The manufacturing challenge is to physically move all these tiny LED sources from the sapphire they’re grown on to the final glass display panel. And, to place them very precisely, and not to damage them. Any kind of mechanical method, whether it uses vacuum pickup or very precise actuators, would be too slow, and probably too rough, for handling the µLEDs. It should be no surprise that lasers supply exactly the “light touch” necessary for such a delicate and demanding operation.   

What Is Laser-Induced Forward Transfer (LIFT)? Thanks for asking. 

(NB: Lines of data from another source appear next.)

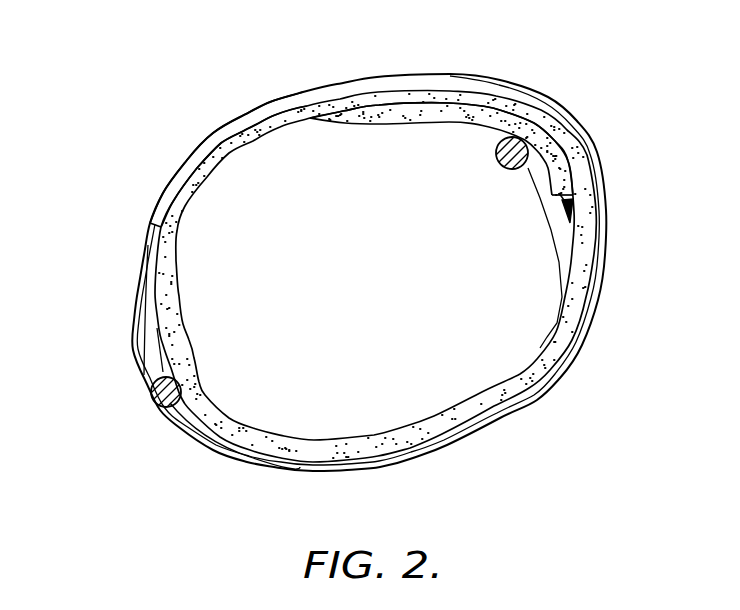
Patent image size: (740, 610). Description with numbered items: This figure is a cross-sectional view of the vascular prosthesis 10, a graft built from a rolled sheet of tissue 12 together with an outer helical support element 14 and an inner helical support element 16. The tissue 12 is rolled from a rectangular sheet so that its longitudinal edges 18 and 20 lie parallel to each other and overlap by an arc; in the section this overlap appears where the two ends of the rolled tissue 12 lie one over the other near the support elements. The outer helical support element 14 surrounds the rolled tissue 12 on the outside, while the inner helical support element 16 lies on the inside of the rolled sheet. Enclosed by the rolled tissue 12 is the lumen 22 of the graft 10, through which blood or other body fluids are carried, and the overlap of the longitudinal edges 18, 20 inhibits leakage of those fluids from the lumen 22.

The vascular prosthesis 10 is at (222, 53).
The rolled sheet of tissue 12 is at (573, 343).
The outer helical support element 14 is at (132, 343).
The inner helical support element 16 is at (537, 170).
The longitudinal edge 18 is at (150, 229).
The longitudinal edge 20 is at (580, 212).
The lumen 22 is at (381, 309).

The practical method turns out to be a process called Laser-Induced Forward Transfer (LIFT). How does it work? You can see it illustrated in this video. In brief, it’s a two-stage process. First, the µLEDs are separated from the sapphire wafer they’re grown on and transferred to a temporary carrier using another laser-based technique called Laser Lift-Off (LLO). This leaves the µLEDs on the temporary carrier with the same close spacing they had on the growth wafer. 

 

LIFT Process Uniform Flat Top Beam

Figure. In LIFT a large area laser beam passes through a photomask so that only specific dies are released and pushed onto the display substrate. A uniform so-called top-hat beam is critical to perfect placement. (Not to scale).

 

Next comes LIFT. Here, pulses from an ultraviolet (excimer) laser enter through the backside of the carrier, which is transparent. The laser light is absorbed in the thin layer of adhesive which has been holding the µLEDs to the temporary carrier and vaporizes it. This actually physically blows the µLEDs off and pushes them onto the final display panel, which is placed in close contact. Adhesive on the final glass panel holds the µLEDs in place. 

The beam and the mask 

The secret is this, though. The rectangular laser beam passes through a mask that has holes in it that are the same distance apart as the pixels in the final display. So only every 5th, or even every 10th, µLED is pushed across to the display by a given laser pulse. The optical path with the mask is fixed and the temporary carrier then moved over very slightly to get to the adjacent set of µLEDs, but the display panel is moved a large distance, and the process is repeated on a new part of the panel. This allows a large number of µLEDs to be economically fabricated on a relatively small sapphire wafer and then placed with much larger separations to create a single big panel. And, the other big advantage of LIFT is that it’s fast. Thousands of µLEDs are moved by each pulse. At a laser pulse rate of 500 pulses/second (500 Hz), an area up to 32 mm x 1 meter can be covered in µLEDs in only a second! 

We’re working on it 

Coherent is already producing a tool called UVtransfer for µLED display processing that actually performs three separate processes – Laser Lift-Off (LLO), Laser-induced Forward Transfer (LIFT), and Repair/Trimming for defective pixels. This 3-in1 tool will set processing standards and demonstrates the potential of manufacturing large µLED displays practical and economical.